Es gab damals am EMA vorwiegend Lehrer, nur in Russisch wurde ich von einer Frau unterrichtet – von Frau Hoppe. Als unsere Klassenlehrerin hatte sie ein sehr freundschaftliches, fast mütterliches Verhältnis zu der gesamten Klasse, sowohl zu den Jungen als auch zu uns Mädchen. Sie war auch die einzige, die uns bei Vornamen nannte, während ihre (männlichen) Kollegen uns stets nur mit dem Nachnamen aufriefen und insgesamt distanziert waren und blieben. Vielleicht hätte sich das geändert, wenn schließlich mehr Mädchen das EMA besucht hätten.
Die Mitschüler meiner Klasse verhielten sich natürlich, suchten Kontakt, waren freundlich und versuchten uns (unbewußt) zu integrieren, wie z. B. beim Fußballspielen auf dem Pausenhof. Völlig anders benahmen sich die Jungen aus anderen Klassen. Sie betrachteten uns als „etwas Exotisches”, in den Pausen wurden wir dann richtig beguckt und bestaunt. Ich habe mir sogar einige „interessante Dokumente” aufgehoben, die für sich sprechen: Lustige Erinnerungen sind Liebesbriefe, erste engere Freundschaften mit Jungen – allerdings nicht mit welchen aus der Klasse, sondern nur mit Schülern der Oberstufe. Die Gleichaltrigen oder Jüngeren waren „für so etwas zu blöd”, „schick” war es, von Oberstufenschülern nach Hause gebracht zu werden: „Hoffentlich haben es die Pauker gesehen!” war das Motto, wenn mein Freund mich auf dem Motorrad nach Hause brachte. Probleme gab es allerdings auch; so versuchten Lehrer sich über die Eltern in den Privatbereich einzumischen, etwa: der Schüler X sei nicht der richtige Umgang für mich.

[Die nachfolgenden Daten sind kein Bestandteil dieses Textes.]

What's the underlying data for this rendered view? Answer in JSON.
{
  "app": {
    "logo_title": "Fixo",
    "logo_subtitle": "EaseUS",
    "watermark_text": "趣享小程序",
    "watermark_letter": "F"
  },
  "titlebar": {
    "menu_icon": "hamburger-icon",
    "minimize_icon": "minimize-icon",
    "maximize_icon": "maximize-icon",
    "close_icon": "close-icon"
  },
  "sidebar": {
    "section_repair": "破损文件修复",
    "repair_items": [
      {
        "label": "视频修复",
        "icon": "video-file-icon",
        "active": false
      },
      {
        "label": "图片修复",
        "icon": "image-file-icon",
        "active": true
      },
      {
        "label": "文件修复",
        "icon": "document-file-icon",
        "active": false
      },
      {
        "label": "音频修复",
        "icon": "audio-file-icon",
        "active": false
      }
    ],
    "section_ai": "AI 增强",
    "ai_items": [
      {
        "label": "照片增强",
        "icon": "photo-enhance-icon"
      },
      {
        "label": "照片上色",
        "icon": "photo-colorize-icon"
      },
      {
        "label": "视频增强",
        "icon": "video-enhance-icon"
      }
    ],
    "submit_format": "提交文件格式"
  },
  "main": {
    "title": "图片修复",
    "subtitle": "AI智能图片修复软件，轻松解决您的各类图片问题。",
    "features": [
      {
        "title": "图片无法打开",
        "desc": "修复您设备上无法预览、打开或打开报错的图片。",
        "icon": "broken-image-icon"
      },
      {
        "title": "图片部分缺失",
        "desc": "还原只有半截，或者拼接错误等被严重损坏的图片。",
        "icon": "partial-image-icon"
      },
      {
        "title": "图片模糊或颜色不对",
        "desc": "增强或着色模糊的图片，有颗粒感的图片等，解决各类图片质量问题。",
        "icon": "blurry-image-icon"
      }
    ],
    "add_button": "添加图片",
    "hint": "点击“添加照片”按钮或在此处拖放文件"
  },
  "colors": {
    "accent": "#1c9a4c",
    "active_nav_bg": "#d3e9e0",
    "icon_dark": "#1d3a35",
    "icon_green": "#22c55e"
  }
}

Im Unterricht hörten wir: „Ich habe noch nie Mädchen unterrichtet. ..”; zu dieser Bemerkung ließen sich mindestens drei Lehrer vor uns 15jährigen hinreißen. Mädchen lernen doch schließlich nicht generell anders oder womöglich schlechter als Jungen! Die Überzeugung unseres Physiklehrers: „Nicht einmal das Gerät (Amperemeter) ablesen könnt Ihr! Auf’ne Puddingschule gehört Ihr!”; „Mädchen verstehen nix von Physik- das ist Jungensache! Stricken und kochen sollen Sie!”!!!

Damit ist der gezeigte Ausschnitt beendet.